But every Uber Pool ride I have done has been a nightmare


----------



## Sure (Apr 10, 2016)

I do lines when I have to and I get a fair amount from tips from line passengers, 1-3 bucks makes it almost worth it. I know that sounds like a line (pun intended) but it's true.


----------



## macchiato (Sep 29, 2015)

I don't notice increase tips on Line.

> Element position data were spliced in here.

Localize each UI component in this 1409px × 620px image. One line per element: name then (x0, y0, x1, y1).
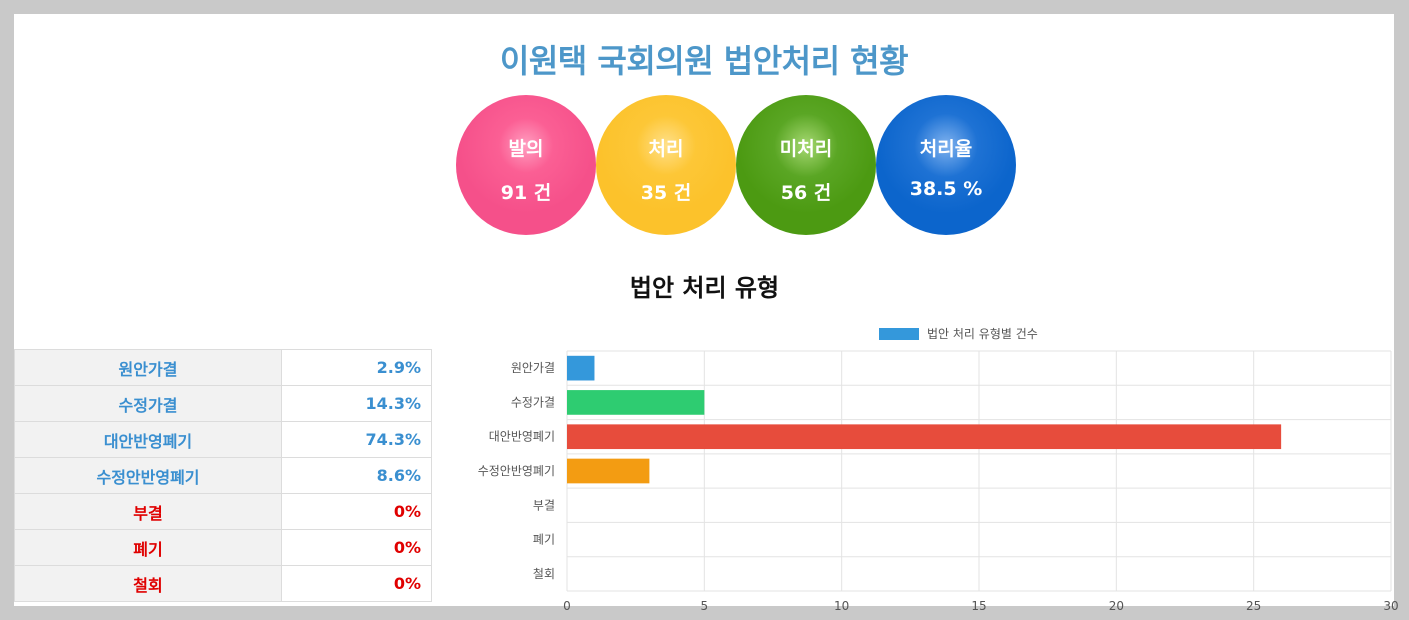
stat-circle-rate: 처리율 38.5 % (876, 95, 1016, 235)
section-title: 법안 처리 유형 (629, 274, 780, 302)
stat-label: 미처리 (779, 138, 833, 160)
category-label: 대안반영폐기 (489, 430, 555, 444)
table-cell-name: 폐기 (14, 529, 282, 566)
page-title: 이원택 국회의원 법안처리 현황 (499, 42, 909, 80)
category-label: 철회 (533, 567, 555, 581)
category-label: 수정가결 (511, 395, 555, 409)
category-label: 수정안반영폐기 (478, 464, 555, 478)
bar-4 (567, 458, 650, 484)
table-row: 대안반영폐기 74.3% (14, 421, 432, 458)
table-cell-name: 수정가결 (14, 385, 282, 422)
table-row: 수정안반영폐기 8.6% (14, 457, 432, 494)
bar-2 (567, 390, 705, 415)
table-cell-value: 0% (281, 565, 432, 602)
x-tick-label: 5 (701, 599, 709, 613)
category-label: 부결 (533, 498, 555, 512)
table-cell-name: 수정안반영폐기 (14, 457, 282, 494)
stat-value: 91 건 (500, 182, 552, 204)
stat-value: 38.5 % (909, 178, 983, 200)
table-row: 원안가결 2.9% (14, 349, 432, 386)
table-row: 수정가결 14.3% (14, 385, 432, 422)
bar-1 (567, 355, 595, 381)
table-cell-name: 대안반영폐기 (14, 421, 282, 458)
x-tick-label: 10 (834, 599, 849, 613)
category-label: 원안가결 (511, 361, 555, 375)
category-label: 폐기 (533, 533, 555, 547)
legend-swatch (879, 328, 919, 340)
table-cell-value: 0% (281, 493, 432, 530)
table-row: 부결 0% (14, 493, 432, 530)
table-cell-name: 원안가결 (14, 349, 282, 386)
x-tick-label: 25 (1246, 599, 1261, 613)
table-cell-value: 14.3% (281, 385, 432, 422)
table-row: 철회 0% (14, 565, 432, 602)
bar-3 (567, 424, 1282, 450)
stat-value: 56 건 (780, 182, 832, 204)
legend-label: 법안 처리 유형별 건수 (927, 327, 1038, 341)
stat-circle-processed: 처리 35 건 (596, 95, 736, 235)
stat-value: 35 건 (640, 182, 692, 204)
table-cell-value: 0% (281, 529, 432, 566)
table-cell-value: 2.9% (281, 349, 432, 386)
stat-circle-pending: 미처리 56 건 (736, 95, 876, 235)
table-cell-name: 철회 (14, 565, 282, 602)
rate-table: 원안가결 2.9% 수정가결 14.3% 대안반영폐기 74.3% 수정안반영폐… (14, 349, 432, 602)
table-cell-value: 74.3% (281, 421, 432, 458)
table-cell-name: 부결 (14, 493, 282, 530)
table-cell-value: 8.6% (281, 457, 432, 494)
stat-label: 처리율 (919, 138, 973, 160)
table-row: 폐기 0% (14, 529, 432, 566)
stat-label: 처리 (648, 138, 684, 160)
x-tick-label: 30 (1383, 599, 1398, 613)
x-tick-label: 0 (563, 599, 571, 613)
stat-label: 발의 (508, 138, 544, 160)
x-tick-label: 15 (971, 599, 986, 613)
stat-circle-proposed: 발의 91 건 (456, 95, 596, 235)
x-tick-label: 20 (1109, 599, 1124, 613)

If anything it's slightly less than regular Lyft requests. 

Today was the day Lyft lowered the rates of Line in LA. Sorry Lyft but I'm rating Line requests 3 or less because Line requesters are habitual Line requesters and I don't want to take them again.


----------



## SuckA (May 4, 2016)

When Lyft isn't poppin I turn on Uber but only accept UberX


----------



## Ubersucksgas (May 31, 2016)

Does lyft complain if we dont accept lyft line requests?? or if we dont accept low rated riders?


----------



## macchiato (Sep 29, 2015)

They don't time you out like Uber does. But who knows? The way Lyft has been copying Uber, maybe it's in the pipeline.


----------



## SuckA (May 4, 2016)

Ubersucksass said:


> Does lyft complain if we dont accept lyft line requests?? or if we dont accept low rated riders?

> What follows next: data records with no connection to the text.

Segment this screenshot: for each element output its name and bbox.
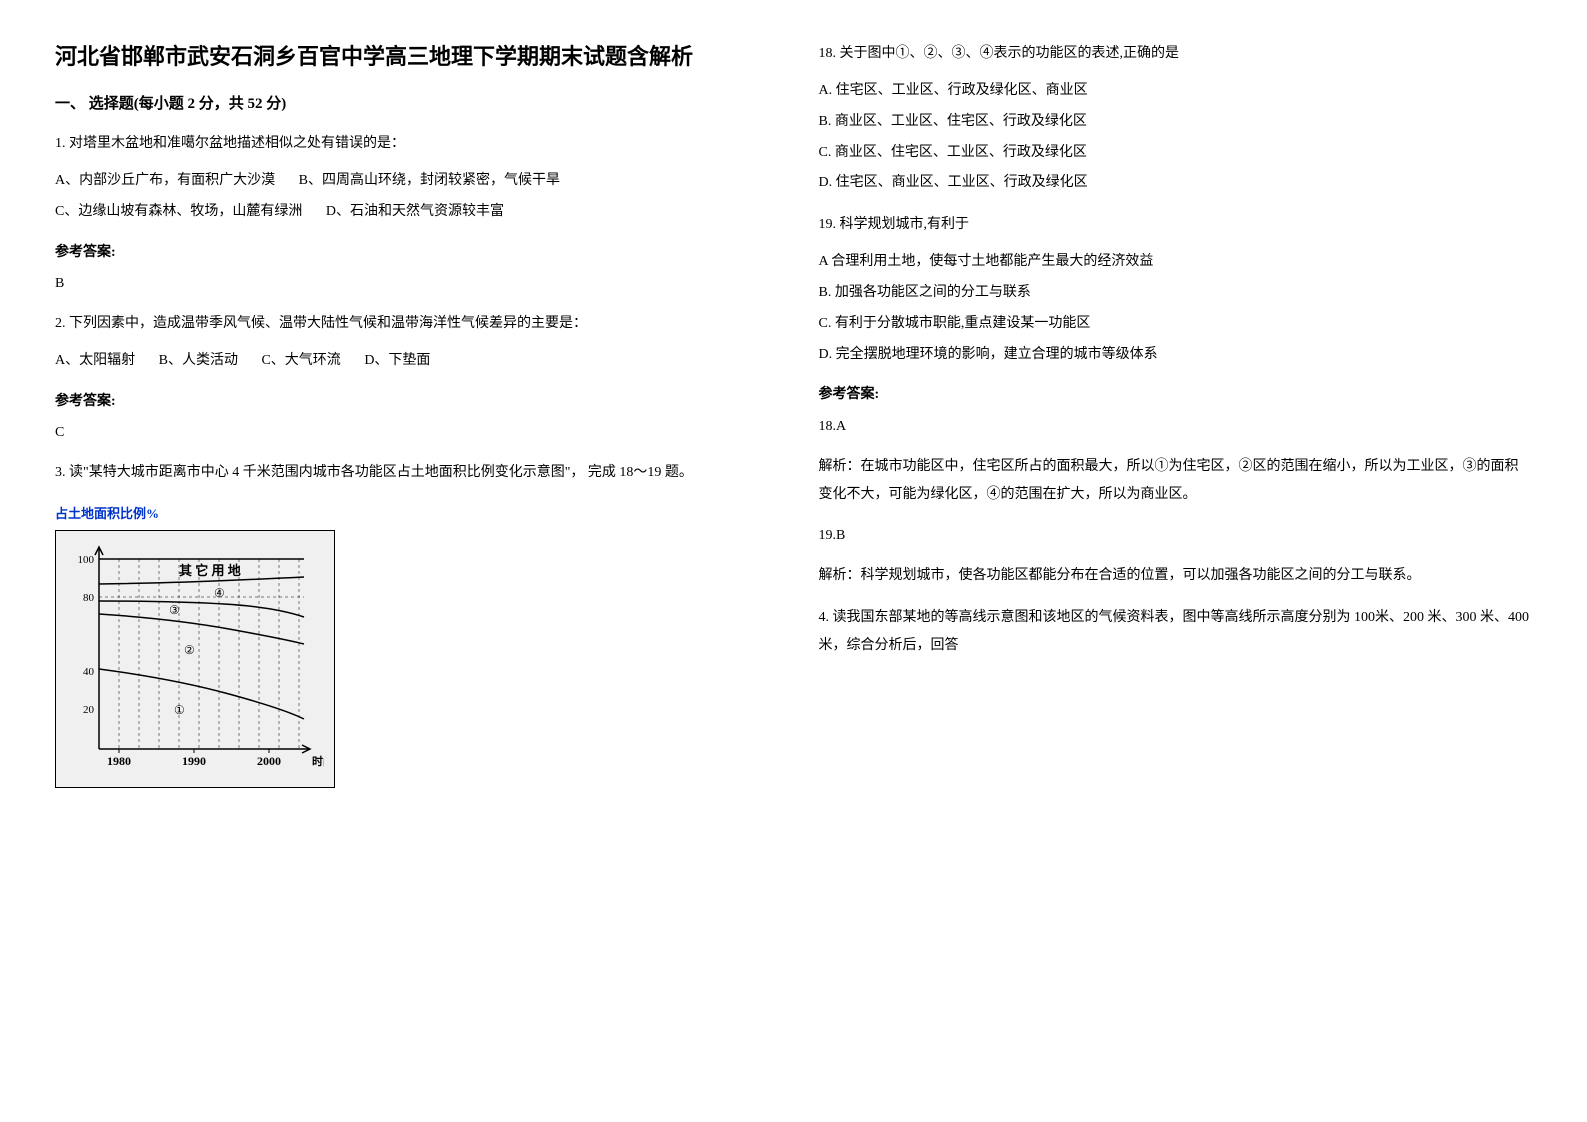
ytick-20: 20 xyxy=(83,704,95,716)
region-3: ③ xyxy=(169,603,180,617)
q19-optC: C. 有利于分散城市职能,重点建设某一功能区 xyxy=(819,309,1533,340)
ytick-80: 80 xyxy=(83,592,95,604)
q2-optD: D、下垫面 xyxy=(364,346,430,377)
ans18-explanation: 解析：在城市功能区中，住宅区所占的面积最大，所以①为住宅区，②区的范围在缩小，所… xyxy=(819,453,1533,509)
q19-stem: 19. 科学规划城市,有利于 xyxy=(819,211,1533,239)
q1819-answer-label: 参考答案: xyxy=(819,382,1533,407)
chart-other-label: 其 它 用 地 xyxy=(179,563,241,578)
q18-stem: 18. 关于图中①、②、③、④表示的功能区的表述,正确的是 xyxy=(819,40,1533,68)
q19-optB: B. 加强各功能区之间的分工与联系 xyxy=(819,278,1533,309)
xlabel: 时间(年) xyxy=(312,754,324,768)
question-19: 19. 科学规划城市,有利于 A 合理利用土地，使每寸土地都能产生最大的经济效益… xyxy=(819,211,1533,370)
q19-optA: A 合理利用土地，使每寸土地都能产生最大的经济效益 xyxy=(819,247,1533,278)
region-2: ② xyxy=(184,643,195,657)
q1-stem: 1. 对塔里木盆地和准噶尔盆地描述相似之处有错误的是： xyxy=(55,130,769,158)
q1-answer-label: 参考答案: xyxy=(55,240,769,265)
q1-optD: D、石油和天然气资源较丰富 xyxy=(326,197,504,228)
q2-answer: C xyxy=(55,420,769,445)
page-title: 河北省邯郸市武安石洞乡百官中学高三地理下学期期末试题含解析 xyxy=(55,40,769,73)
chart-ytitle: 占土地面积比例% xyxy=(55,502,769,525)
ans19-explanation: 解析：科学规划城市，使各功能区都能分布在合适的位置，可以加强各功能区之间的分工与… xyxy=(819,562,1533,590)
question-3: 3. 读"某特大城市距离市中心 4 千米范围内城市各功能区占土地面积比例变化示意… xyxy=(55,459,769,487)
q1-optC: C、边缘山坡有森林、牧场，山麓有绿洲 xyxy=(55,197,302,228)
region-4: ④ xyxy=(214,586,225,600)
q2-optA: A、太阳辐射 xyxy=(55,346,135,377)
xtick-1990: 1990 xyxy=(182,754,206,768)
question-4: 4. 读我国东部某地的等高线示意图和该地区的气候资料表，图中等高线所示高度分别为… xyxy=(819,604,1533,660)
q2-answer-label: 参考答案: xyxy=(55,389,769,414)
ans18-num: 18.A xyxy=(819,414,1533,439)
ytick-40: 40 xyxy=(83,666,95,678)
q19-optD: D. 完全摆脱地理环境的影响，建立合理的城市等级体系 xyxy=(819,340,1533,371)
q18-optC: C. 商业区、住宅区、工业区、行政及绿化区 xyxy=(819,138,1533,169)
q2-optC: C、大气环流 xyxy=(261,346,340,377)
ans19-num: 19.B xyxy=(819,523,1533,548)
q1-answer: B xyxy=(55,271,769,296)
q2-optB: B、人类活动 xyxy=(159,346,238,377)
xtick-2000: 2000 xyxy=(257,754,281,768)
q18-optB: B. 商业区、工业区、住宅区、行政及绿化区 xyxy=(819,107,1533,138)
question-1: 1. 对塔里木盆地和准噶尔盆地描述相似之处有错误的是： A、内部沙丘广布，有面积… xyxy=(55,130,769,228)
q18-optA: A. 住宅区、工业区、行政及绿化区、商业区 xyxy=(819,76,1533,107)
section-title: 一、 选择题(每小题 2 分，共 52 分) xyxy=(55,91,769,118)
q2-stem: 2. 下列因素中，造成温带季风气候、温带大陆性气候和温带海洋性气候差异的主要是： xyxy=(55,310,769,338)
xtick-1980: 1980 xyxy=(107,754,131,768)
q1-optA: A、内部沙丘广布，有面积广大沙漠 xyxy=(55,166,275,197)
region-1: ① xyxy=(174,703,185,717)
q1-optB: B、四周高山环绕，封闭较紧密，气候干旱 xyxy=(299,166,560,197)
chart-container: 占土地面积比例% 100 80 40 20 xyxy=(55,502,769,787)
q18-optD: D. 住宅区、商业区、工业区、行政及绿化区 xyxy=(819,168,1533,199)
land-use-chart: 100 80 40 20 xyxy=(55,530,335,788)
question-2: 2. 下列因素中，造成温带季风气候、温带大陆性气候和温带海洋性气候差异的主要是：… xyxy=(55,310,769,377)
ytick-100: 100 xyxy=(78,554,95,566)
q4-stem: 4. 读我国东部某地的等高线示意图和该地区的气候资料表，图中等高线所示高度分别为… xyxy=(819,604,1533,660)
question-18: 18. 关于图中①、②、③、④表示的功能区的表述,正确的是 A. 住宅区、工业区… xyxy=(819,40,1533,199)
q3-stem: 3. 读"某特大城市距离市中心 4 千米范围内城市各功能区占土地面积比例变化示意… xyxy=(55,459,769,487)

I remember getting text messages and an occasional generic do-not-reply email after letting a couple Line hails go, I immeaditley unsubscribed from both SMS and emails. 
Now I get nothing from Lyft except LyftPerks email.


----------



## hangtyte (May 20, 2016)

How did I do for my Lyft line after the new rates ? 

I thought I'd go on a limb to see just how much I'd get ripped off for a Lyft Line and this proves it. Waste of time and energy for 3 PAX. 

Oh and no tips either.


----------



## Ubersucksgas (May 31, 2016)

hangtyte said:


> How did I do for my Lyft line after the new rates ?
> 
> I thought I'd go on a limb to see just how much I'd get ripped off for a Lyft Line and this proves it. Waste of time and energy for 3 PAX.
> 
> Oh and no tips either.


well done, lol.


----------



## AllenChicago (Nov 19, 2015)

Sure said:


> I do lines when I have to and I get a fair amount from tips from line passengers, 1-3 bucks makes it almost worth it. I know that sounds like a line (pun intended) but it's true.

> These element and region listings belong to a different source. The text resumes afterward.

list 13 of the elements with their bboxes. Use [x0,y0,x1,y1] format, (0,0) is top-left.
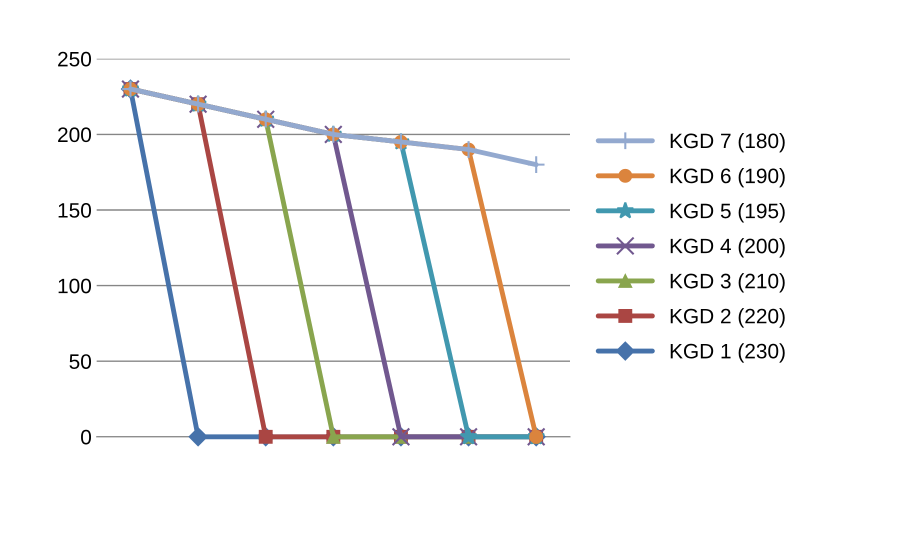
legend-label: KGD 2 (220) [670,308,785,328]
legend-label: KGD 1 (230) [670,343,785,363]
legend-label: KGD 6 (190) [670,168,785,188]
y-tick-label: 100 [58,278,91,294]
legend-label: KGD 3 (210) [670,273,785,293]
y-tick-label: 150 [58,203,91,218]
y-tick-label: 0 [81,430,91,445]
legend-label: KGD 7 (180) [670,132,785,152]
y-tick-label: 200 [58,127,91,142]
y-tick-label: 250 [58,52,91,67]
y-tick-label: 50 [69,354,91,369]
legend-label: KGD 5 (195) [670,203,785,222]
legend-label: KGD 4 (200) [670,238,785,258]
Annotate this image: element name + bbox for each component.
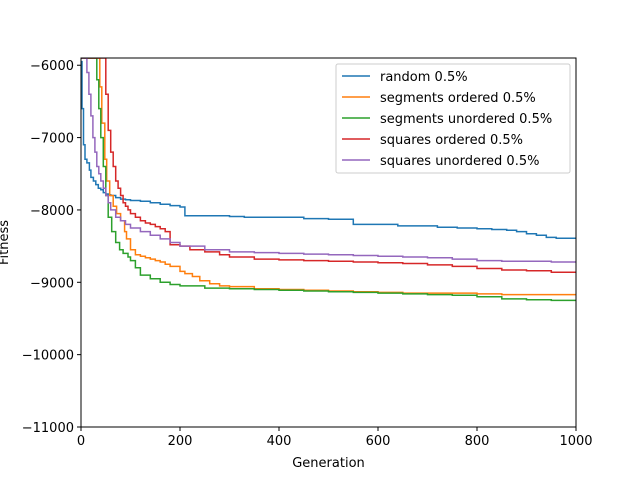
x-tick-label: 200	[168, 434, 193, 449]
y-tick-label: −7000	[30, 132, 74, 147]
x-tick-label: 600	[366, 434, 391, 449]
legend-label: segments ordered 0.5%	[380, 91, 536, 106]
y-tick-label: −11000	[22, 421, 74, 436]
legend-label: random 0.5%	[380, 70, 468, 85]
x-tick-label: 800	[465, 434, 490, 449]
x-axis-label: Generation	[292, 456, 365, 471]
y-axis: −11000 −10000 −9000 −8000 −7000 −6000	[22, 59, 81, 436]
y-tick-label: −8000	[30, 204, 74, 219]
plot-frame	[80, 57, 577, 428]
series-line-4	[81, 58, 576, 273]
legend-label: squares ordered 0.5%	[380, 133, 523, 148]
y-tick-label: −9000	[30, 276, 74, 291]
x-tick-label: 1000	[559, 434, 592, 449]
legend-box	[335, 63, 571, 174]
legend-label: squares unordered 0.5%	[380, 154, 539, 169]
series-line-5	[81, 58, 576, 263]
legend: random 0.5% segments ordered 0.5% segments…	[335, 63, 571, 174]
y-axis-label: Fitness	[0, 220, 12, 265]
x-tick-label: 400	[267, 434, 292, 449]
series-layer	[81, 58, 576, 302]
y-tick-label: −6000	[30, 59, 74, 74]
x-tick-label: 0	[77, 434, 85, 449]
x-axis: 0 200 400 600 800 1000	[77, 427, 593, 449]
series-line-1	[81, 60, 576, 239]
legend-label: segments unordered 0.5%	[380, 112, 552, 127]
y-tick-label: −10000	[22, 349, 74, 364]
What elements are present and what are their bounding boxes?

OMG...we're in the same metro area and your LINE tips are decent? A full 90% of my LINE request are people from India..and they rarely tip anything at all. Nice, but real cheap-asses.

It could be because I'm in the NW Suburbs. Most out here just got off the flight and haven't had a chance to learn American customs yet. They really don't even know that LINE opens the possibility of picking up someone else in-route. It's simply the cheapest. (I've only had two LINE routes where I've had to pick up a #2 rider... in 297 rides.)


----------



## Sure (Apr 10, 2016)

Yeah, I got more tips from my Line passengers yesterday then I did my normal Lyfts. 12 vs. 7 and I only did 3 lines. 2 5.00 buck tips and 2.00 from them. Most of my Line passengers are great. Today I only did 3 rides, 1 line (not to the airport) and 2 regular rides to the airport and from the airport and the line that went 5 miles gave me a buck and the 2 airport's gave me nothing.


----------



## AllenChicago (Nov 19, 2015)

hangtyte said:


> How did I do for my Lyft line after the new rates ?
> 
> I thought I'd go on a limb to see just how much I'd get ripped off for a Lyft Line and this proves it. Waste of time and energy for 3 PAX.
> 
> Oh and no tips either.


Thanks for that EDUCATIONAL screenshot, Hangtyte. So, for 44 minutes of your life and 10 miles of gas/wear on your car, that LINE generated $8.66 for you. That stinks. Just imagine how bad it is for the poor drivers who give Lyft a whopping 25% of their earnings/fares!


----------



## BostonBarry (Aug 31, 2015)

JimS said:


> Does Lyft pay LyftLine as one ride, or do they pay out a % of each link in the chain?


You are paid minutes and miles from the moment you arrive to first passenger until you dropoff yet last passenger. Some cities have a separate pay rate for driver and some it pays the same as regular Lyft. Don't believe the conspiracy theorists who say Lyft hides PT on Line rides or will not pay the miles and minutes according to the city's rate sheet. I spot check every ride according to my GPS and have been paid correctly every time. I've had PT paid at 150% for a 3 rider Line.


----------



## hangtyte (May 20, 2016)

AllenChicago said:


> Thanks for that EDUCATIONAL screenshot, Hangtyte. So, for 44 minutes of your life and 10 miles of gas/wear on your car, that LINE generated $8.66 for you. That stinks. Just imagine how bad it is for the poor drivers who give Lyft a whopping 25% of their earnings/fares!


I was gonna let the request expire... Except I already had 6 requests expire and I need to keep my acceptance rating at least 90%... So I guess I'll just accept whatever comes... Or come up with a BA excuse and have them cancel the ride


----------



## Bart McCoy (Nov 4, 2014)

macchiato said:


> They don't time you out like Uber does. But who knows? The way Lyft has been copying Uber, maybe it's in the pipeline.


yeah lyft copies EVERYTHING Uber does, sad company, like Apple now, no innovation....


----------